Охота на последнего дикого мужчину (Валвей) - страница 28

Я надеваю халат и перчатки, переобуваюсь, ищу материал на металлических полках. Терпеть не могу включать искусственный свет утром, мне это кажется лишней тратой энергии.

– Из-за тебя мы тратим лишнюю энергию. – Я ласково улыбаюсь покойнику, но те, с кем я разговариваю во время работы, обычно мне не отвечают.

Впрочем, я считаю, что такой род деятельности имеет одно преимущество: мне не грозят сексуальные домогательства на работе.

Глава 7

– Кандела, тебя спрашивает сеньор, он в офисе. Дон Мануэль деликатно приоткрывает дверь и просовывает голову, гладкую и блестящую. Когда она поворачивается, наверху, на затылке упорно поднимается что-то вроде хохолка, образованного его последними непокорными волосами, которые пока противятся облысению, – остатки того, что в былые времена было густой шевелюрой.

– Сеньор?

Я поднимаю глаза, стараясь делать это как можно медленнее, как будто в данный момент скорость имеет значение, и необходимо с математической точностью выполнить все условия задачи. Спокойно, девочка, говорю я себе. Никто ничего не знает, не может знать. И никому не удастся прочесть то, что ты прячешь в своей голове. Спокойно, девочка. Это самый лучший из миров, и если все пройдет хорошо и ты не будешь нервничать, у тебя еще будет возможность наслаждаться этим замечательным миром. Завтра или на днях. Скоро… Спокойно, девочка.
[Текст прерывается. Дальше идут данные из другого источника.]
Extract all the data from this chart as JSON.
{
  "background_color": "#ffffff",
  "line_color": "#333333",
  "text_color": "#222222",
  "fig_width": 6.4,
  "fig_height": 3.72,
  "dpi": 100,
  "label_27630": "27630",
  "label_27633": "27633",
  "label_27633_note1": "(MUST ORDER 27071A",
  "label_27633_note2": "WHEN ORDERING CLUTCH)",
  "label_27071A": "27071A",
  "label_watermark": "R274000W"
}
– А что ему надо? Я сейчас занята. – Я накладываю толстый слой пудры на щеку покойного мусульманина, покрытую рыжими волосами, и недовольно хмурю брови, как будто я художник, которому помешали и прервали божественный процесс творчества. Мне нужно делать вид, что моя работа крайне важна и что без нее нарушится порядок мироздания. Каким бы ни было наше занятие, надо стараться, чтобы так думали окружающие, иначе никто не будет уважать ни нас, ни то дерьмо, которым мы занимаемся.

– Это член семьи, помнишь ту семью этнических цыган, которые были позавчера? – Сеньор Ориоль проходит в мастерскую и закрывает дверь у себя за спиной. В его глазах волнение, и он старается выражаться корректно. – Они потеряли своего любимого патриарха и были просто убиты горем. Из-за них у тебя началась головная боль.

Я снова хмурю брови, на этот раз с умным видом, хотя никогда не предполагала, что умный вид и нахмуренные брови как-то между собой связаны, просто мне хочется так считать. Дон Мануэль улыбается, как студентка, желающая соблазнить профессора.

– Пришел один из них. – Он потирает руки. Всегда кажется, что он втирает в ладони крем, но это просто такая мания. – Высокий и кудрявый, помнишь? Мне рассказали, что он был олимпийским чемпионом в беге с препятствиями. Золотая медаль. Представляешь, олимпийский чемпион, впрочем, это вполне объяснимо, ведь он все свое детство и юность бегал от полиции по своему району, постоянно через что-то перепрыгивая, пока инспектор не познакомил его с тренером. – Он смотрит на меня с выражением плейбоя, вернее, с тем, что у него из этого получается. – Этот олимпийский чемпион очень стройный. Возможно, ты произвела на него впечатление, и он хочет пригласить тебя на свидание. Он очень худой, это точно. Конечно, он тоже этнический цыган.